We tried to get Big Pun for the movie, but scheduling and other issues prevented it, but it did lead to one of my more interesting conversations with his agent, who tried to work around his schedule to get him to us. Understand that by the time of his death less than a year later of a heart attack and respiratory failure, Big Pun was reported to have been more than 600 pounds.
When I asked about flying Pun to Florida for the shoot from North Carolina, where he was in a weight loss program (which he subsequently quit), his manager laughed.
"Have you ever seen Pun," he asked me. I told him that I had seen pictures, which, he indicated, did not give a true appreciation of his girth. He explained that it was near impossible for him to fly on a commercial airline, which led to one of my favorite quotes from an agent.
"Pun don't fly. We ship Pun. You just tell me when and where. We'll try to get him there."
Sadly, he never did make the trip.
There were a host of characters, and the shoot itself was less than memorable. The director had more of a music video background, and he would loosely plan the main shot, with a lot of emphasis on B-Roll. This was starkly different than the majority of feature work I did, and our two styles did not complement each other very well. There was, additionally, the fact that the other producer with me on the project was his long-time girlfriend and producer, and, as with other times when people in relationships made movies together, they would go from protective of each other to battling each other, with each complaining to you about the other, then, alternately, defending the other one to you.

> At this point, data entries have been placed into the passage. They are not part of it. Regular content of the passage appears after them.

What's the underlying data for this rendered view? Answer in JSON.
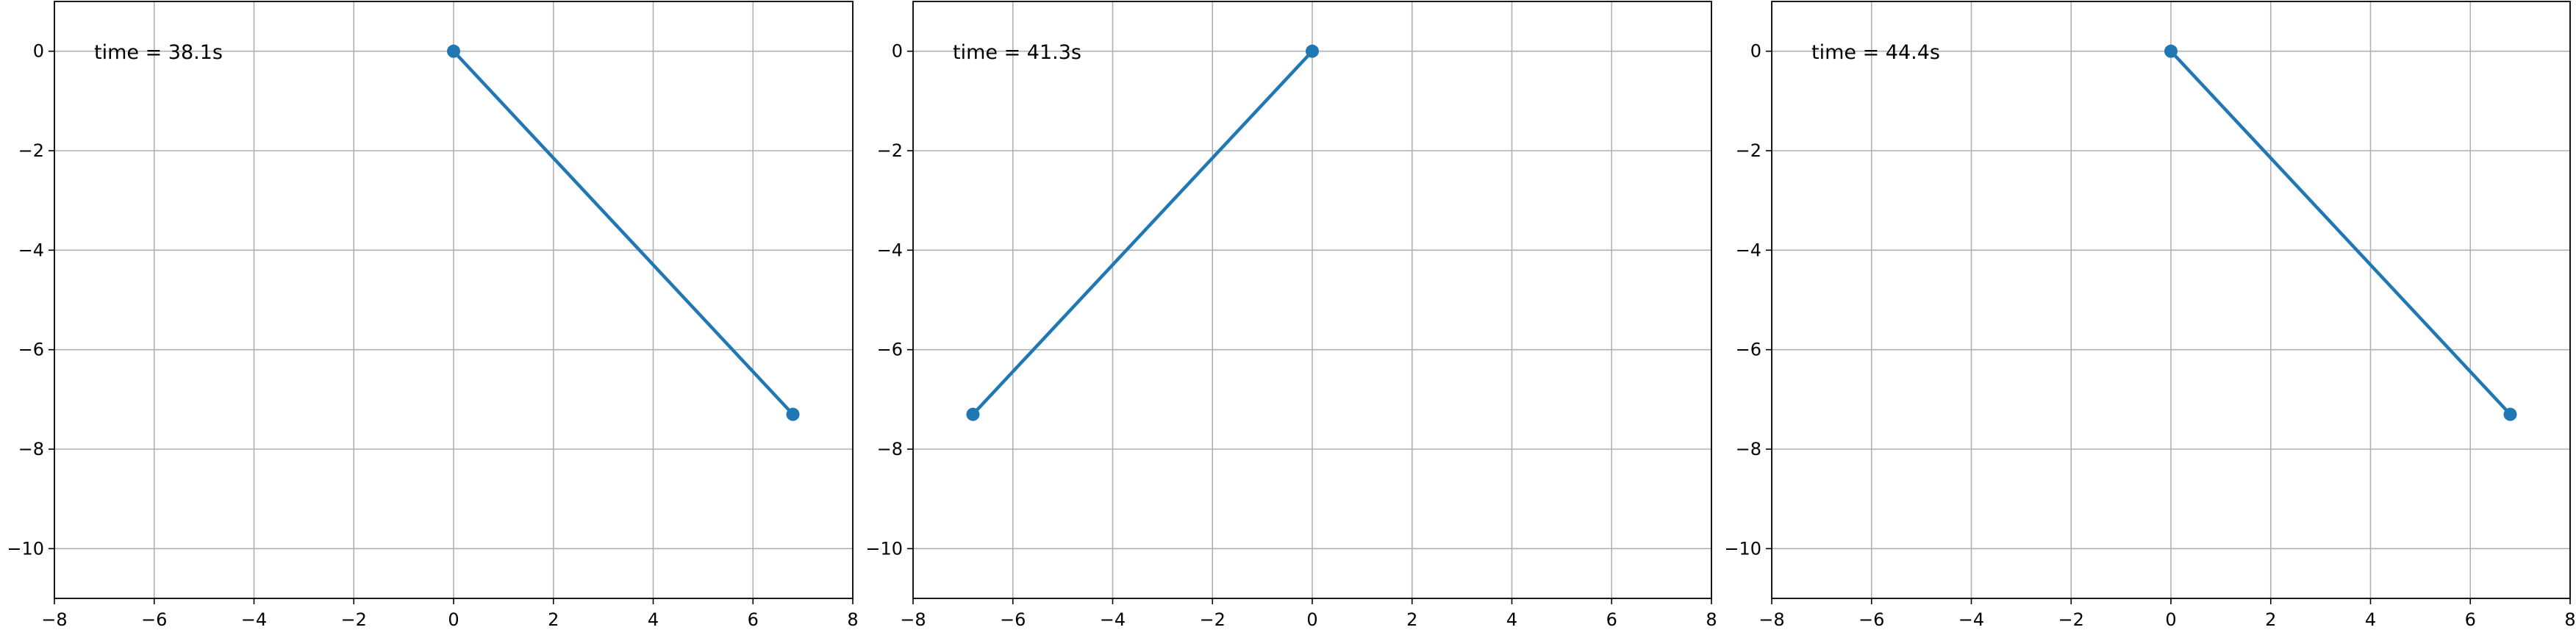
{
  "chart_data": [
    {
      "type": "line",
      "annotation": "time = 38.1s",
      "x": [
        0,
        6.8
      ],
      "y": [
        0,
        -7.3
      ],
      "xlim": [
        -8,
        8
      ],
      "ylim": [
        -11,
        1
      ],
      "xticks": [
        "−8",
        "−6",
        "−4",
        "−2",
        "0",
        "2",
        "4",
        "6",
        "8"
      ],
      "yticks": [
        "0",
        "−2",
        "−4",
        "−6",
        "−8",
        "−10"
      ],
      "grid": true,
      "color": "#1f77b4"
    },
    {
      "type": "line",
      "annotation": "time = 41.3s",
      "x": [
        0,
        -6.8
      ],
      "y": [
        0,
        -7.3
      ],
      "xlim": [
        -8,
        8
      ],
      "ylim": [
        -11,
        1
      ],
      "xticks": [
        "−8",
        "−6",
        "−4",
        "−2",
        "0",
        "2",
        "4",
        "6",
        "8"
      ],
      "yticks": [
        "0",
        "−2",
        "−4",
        "−6",
        "−8",
        "−10"
      ],
      "grid": true,
      "color": "#1f77b4"
    },
    {
      "type": "line",
      "annotation": "time = 44.4s",
      "x": [
        0,
        6.8
      ],
      "y": [
        0,
        -7.3
      ],
      "xlim": [
        -8,
        8
      ],
      "ylim": [
        -11,
        1
      ],
      "xticks": [
        "−8",
        "−6",
        "−4",
        "−2",
        "0",
        "2",
        "4",
        "6",
        "8"
      ],
      "yticks": [
        "0",
        "−2",
        "−4",
        "−6",
        "−8",
        "−10"
      ],
      "grid": true,
      "color": "#1f77b4"
    }
  ]
}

The movie was, in the end, an extended booty video - which made pretty much everyone who planned it happy. It was my last encounter with the music video world - and I don't miss it, though I would not have missed it for the world because, as is so often the case, the better movie would have been the 'making of.'
As for Mambo No. 5? For me, it is my 'Niagra Falls.'
* If the talented Bobby McFerrin's song, "Don't Worry Be Happy" went from clever to annoying over time, Pharrell Williams' "Happy" has gotten there much more quickly - at least for me.